EBN: What was the catalyst for starting this initiative?
McSwain: While some employers are doing good, I stand back and ask if we’ve really made a difference. Many of my colleagues have done things that are well-intended, but I still feel like the violin player on the Titanic. At the speed we’re going, we are going to be in over our heads in an unrecoverable way, between healthcare costs and chronic conditions. My view is we have to accelerate change. I’d like the labs to be a resource [where we can] connect employers together. I’ve never had the chance to be connected with someone doing great things somewhere else, other than maybe seeing them at a conference. This will change that.
EBN: How do you see IBI Labs connecting with your organization’s other just-announced initiative, IBInext?

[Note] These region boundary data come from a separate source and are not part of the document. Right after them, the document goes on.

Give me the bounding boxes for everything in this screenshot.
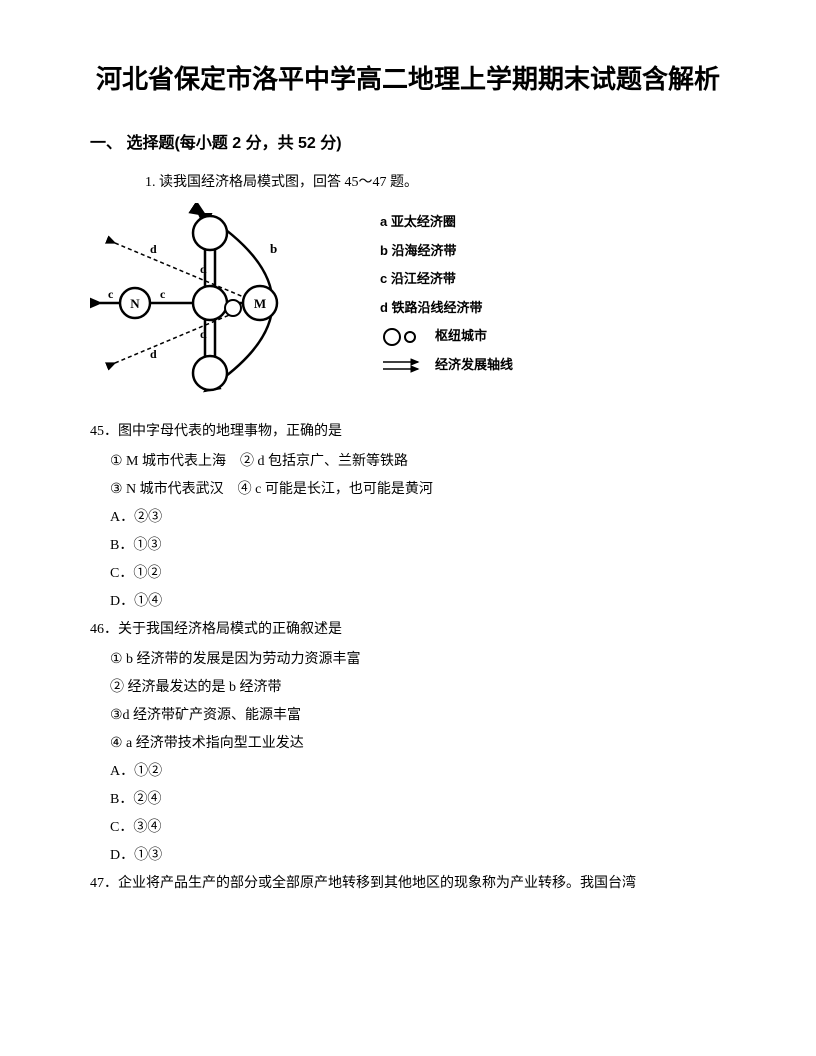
legend-hub-label: 枢纽城市: [435, 322, 487, 351]
q45-statements-1: ① M 城市代表上海 ② d 包括京广、兰新等铁路: [110, 448, 726, 476]
legend-d: d 铁路沿线经济带: [380, 294, 513, 323]
legend-axis-label: 经济发展轴线: [435, 351, 513, 380]
svg-text:b: b: [270, 241, 277, 256]
legend-b: b 沿海经济带: [380, 237, 513, 266]
q45-option-d: D．①④: [110, 588, 726, 616]
legend-a: a 亚太经济圈: [380, 208, 513, 237]
q45-statements-2: ③ N 城市代表武汉 ④ c 可能是长江，也可能是黄河: [110, 476, 726, 504]
svg-text:N: N: [130, 296, 140, 311]
svg-text:d: d: [200, 262, 207, 276]
q46-s2: ② 经济最发达的是 b 经济带: [110, 674, 726, 702]
q46-s1: ① b 经济带的发展是因为劳动力资源丰富: [110, 646, 726, 674]
q46-s4: ④ a 经济带技术指向型工业发达: [110, 730, 726, 758]
legend-c: c 沿江经济带: [380, 265, 513, 294]
page-title: 河北省保定市洛平中学高二地理上学期期末试题含解析: [90, 60, 726, 99]
svg-text:M: M: [254, 296, 266, 311]
hub-icon: [380, 327, 435, 347]
q46-option-d: D．①③: [110, 842, 726, 870]
svg-text:c: c: [108, 287, 114, 301]
section-header: 一、 选择题(每小题 2 分，共 52 分): [90, 129, 726, 153]
q46-option-a: A．①②: [110, 758, 726, 786]
svg-text:c: c: [160, 287, 166, 301]
q45-stem: 45．图中字母代表的地理事物，正确的是: [90, 418, 726, 446]
svg-text:d: d: [200, 327, 207, 341]
q46-stem: 46．关于我国经济格局模式的正确叙述是: [90, 616, 726, 644]
q46-s3: ③d 经济带矿产资源、能源丰富: [110, 702, 726, 730]
diagram-container: N M b c c d d d d a 亚太经济圈 b 沿海经济带 c 沿江经济…: [90, 203, 726, 403]
legend-axis: 经济发展轴线: [380, 351, 513, 380]
question-intro: 1. 读我国经济格局模式图，回答 45～47 题。: [145, 171, 726, 191]
diagram-legend: a 亚太经济圈 b 沿海经济带 c 沿江经济带 d 铁路沿线经济带 枢纽城市 经…: [380, 203, 513, 380]
legend-hub: 枢纽城市: [380, 322, 513, 351]
svg-text:d: d: [150, 242, 157, 256]
q45-option-a: A．②③: [110, 504, 726, 532]
q47-stem: 47．企业将产品生产的部分或全部原产地转移到其他地区的现象称为产业转移。我国台湾: [90, 870, 726, 898]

McSwain: IBInext is an exclusive group of high-potential young professionals in the health benefits industry, all under 40, who will meet annually, interact with the IBI Board of Directors and have opportunities to present at IBI’s annual forum. Our industry has big challenges, so let’s not nibble around the edges. I would like the Labs to be a place where if you have a really big problem to solve, we have the logic to help you. And I would like to leverage talent and creativity of the IBI Next group. These are the best and the brightest — I want to tap into their thinking. If they can help us come up with the template that captures data, wouldn’t that be a really cool thing? Labs is as much their playground as it is anybody else’s.
EBN: What kind of challenges are you helping employers with?
McSwain: How do you measure the health of the community, and how do you know you’re making a difference? We want to use our thought leadership to help employers think through that.
EBN: It seems like more and more employers are trying to take healthcare into their own hands —Amazon, Berkshire and JPMorgan’s announcement of forming its own healthcare company is one example. Is IBI Labs’ initiative following in those footsteps, and what’s important to know about this trend?
McSwain: The simple answer is yes. But you don’t have to be Walmart to do big stuff. Innovation doesn’t have to come from JPMorgan, Berkshire or Amazon. You’ll be surprised by what innovation comes from some of these small companies. Part of what I want to do in the Labs is not to make it hard to get to the really great examples of what’s going on, regardless of their size. Most of the innovation isn’t always coming from the really big companies.